Thursday, August 20th: Scotty is really fussy and not taking the breast. He is crying a lot. We chalk it up to newborn status and attempt to get him to feed at every opportunity. Brian and I have now had about 5 hours of sleep since Sunday night. (up all night for the birth, little sleep on Tuesday, and NONE on Wednesday).
Friday, August 21st: first ped appointment. Also find red/orange crystals in Scotty's urine, a sign of dehydration. The ped doesn't seem concerned and tells us to keep him at the breast for as long as possible. She gets him to latch on, but it's awful and it hurts. I request a consult with a lactation specialist; they are able to take us that afternoon. Ped would like to follow-up with us on Wednesday of next week.

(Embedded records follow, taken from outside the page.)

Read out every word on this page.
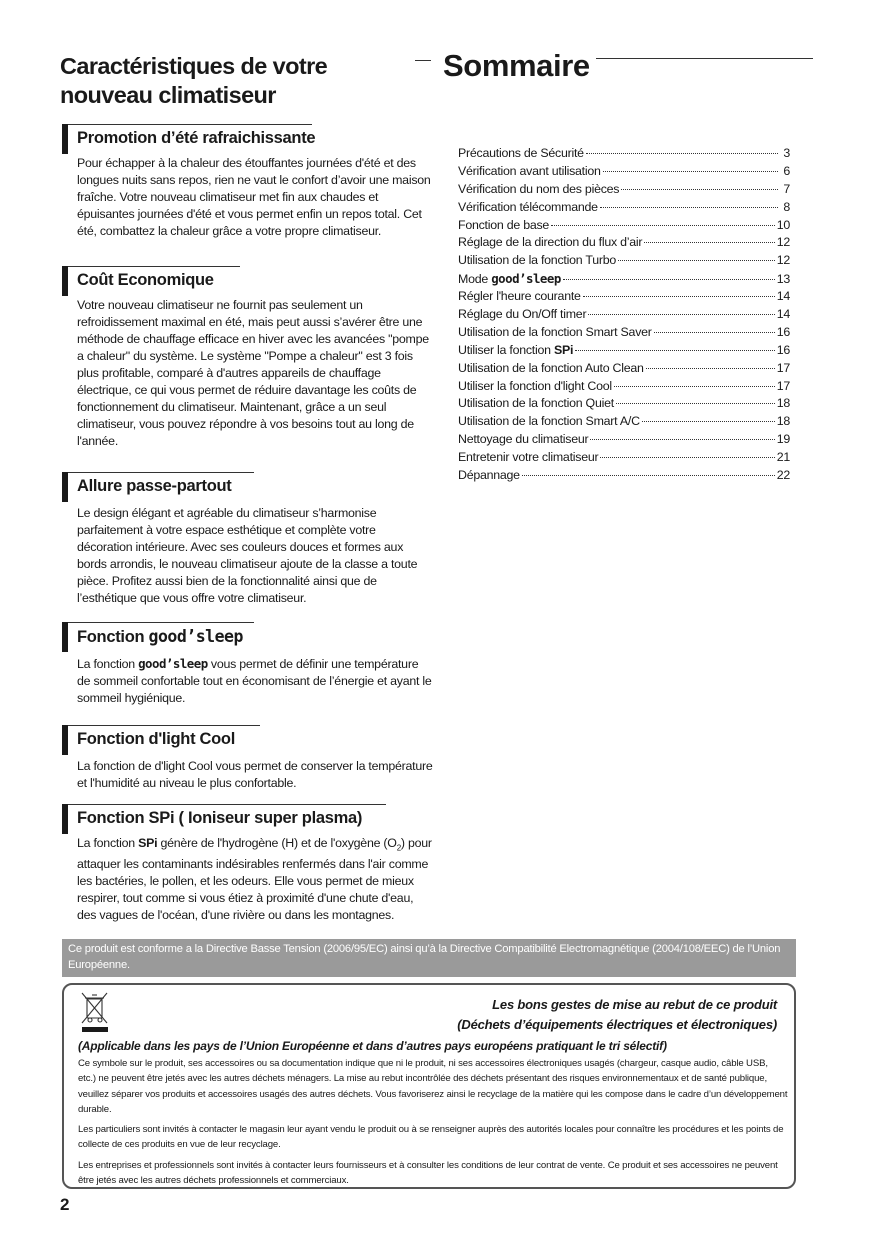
Caractéristiques de votre nouveau climatiseur
Sommaire
Promotion d’été rafraichissante
Pour échapper à la chaleur des étouffantes journées d'été et des longues nuits sans repos, rien ne vaut le confort d’avoir une maison fraîche. Votre nouveau climatiseur met fin aux chaudes et épuisantes journées d'été et vous permet enfin un repos total. Cet été, combattez la chaleur grâce a votre propre climatiseur.
Coût Economique
Votre nouveau climatiseur ne fournit pas seulement un refroidissement maximal en été, mais peut aussi s’avérer être une méthode de chauffage efficace en hiver avec les avancées "pompe a chaleur" du système. Le système "Pompe a chaleur" est 3 fois plus profitable, comparé à d'autres appareils de chauffage électrique, ce qui vous permet de réduire davantage les coûts de fonctionnement du climatiseur. Maintenant, grâce a un seul climatiseur, vous pouvez répondre à vos besoins tout au long de l'année.
Allure passe-partout
Le design élégant et agréable du climatiseur s’harmonise parfaitement à votre espace esthétique et complète votre décoration intérieure. Avec ses couleurs douces et formes aux bords arrondis, le nouveau climatiseur ajoute de la classe a toute pièce. Profitez aussi bien de la fonctionnalité ainsi que de l’esthétique que vous offre votre climatiseur.
Fonction good’sleep
La fonction good’sleep vous permet de définir une température de sommeil confortable tout en économisant de l’énergie et ayant le sommeil hygiénique.
Fonction d'light Cool
La fonction de d'light Cool vous permet de conserver la température et l'humidité au niveau le plus confortable.
Fonction SPi ( Ioniseur super plasma)
La fonction SPi génère de l'hydrogène (H) et de l'oxygène $(O_2)$ pour attaquer les contaminants indésirables renfermés dans l'air comme les bactéries, le pollen, et les odeurs. Elle vous permet de mieux respirer, tout comme si vous étiez à proximité d'une chute d'eau, des vagues de l'océan, d'une rivière ou dans les montagnes.
Précautions de Sécurité	3
Vérification avant utilisation	6
Vérification du nom des pièces	7
Vérification télécommande	8
Fonction de base	10
Réglage de la direction du flux d’air	12
Utilisation de la fonction Turbo	12
Mode good’sleep	13
Régler l'heure courante	14
Réglage du On/Off timer	14
Utilisation de la fonction Smart Saver	16
Utiliser la fonction SPi	16
Utilisation de la fonction Auto Clean	17
Utiliser la fonction d'light Cool	17
Utilisation de la fonction Quiet	18
Utilisation de la fonction Smart A/C	18
Nettoyage du climatiseur	19
Entretenir votre climatiseur	21
Dépannage	22
Ce produit est conforme a la Directive Basse Tension (2006/95/EC) ainsi qu’à la Directive Compatibilité Electromagnétique (2004/108/EEC) de l’Union Européenne.
Les bons gestes de mise au rebut de ce produit
(Déchets d’équipements électriques et électroniques)
(Applicable dans les pays de l’Union Européenne et dans d’autres pays européens pratiquant le tri sélectif)

Ce symbole sur le produit, ses accessoires ou sa documentation indique que ni le produit, ni ses accessoires électroniques usagés (chargeur, casque audio, câble USB, etc.) ne peuvent être jetés avec les autres déchets ménagers. La mise au rebut incontrôlée des déchets présentant des risques environnementaux et de santé publique, veuillez séparer vos produits et accessoires usagés des autres déchets. Vous favoriserez ainsi le recyclage de la matière qui les compose dans le cadre d’un développement durable.

Les particuliers sont invités à contacter le magasin leur ayant vendu le produit ou à se renseigner auprès des autorités locales pour connaître les procédures et les points de collecte de ces produits en vue de leur recyclage.

Les entreprises et professionnels sont invités à contacter leurs fournisseurs et à consulter les conditions de leur contrat de vente. Ce produit et ses accessoires ne peuvent être jetés avec les autres déchets professionnels et commerciaux.

2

The LC recommends we open a "breast-aurant" for the weekend. I.e. all boob, all the time. Brian and I are up at all hours, feeding every two hours and trying to wake up the baby to get him to latch on. He is incredibly sleepy and very difficult to wake up. Brian and I continue to become exhausted.
Saturday/Sunday: Feed, feed, feed. No sleep. Feed more. Scotty seems to be drinking more and my milk finally comes in on Saturday afternoon.
Monday, August 24th: follow-up consult with LC. Scotty has only gained 1.5 ounces; he is down almost 15% from his birth weight. LC recommends we begin to supplement with 1oz. of breastmilk after every feeding using an eye dropper. We start this Monday afternoon. Scotty is increasingly sleepy and quiet. We chalk it up his allegedly full tummy.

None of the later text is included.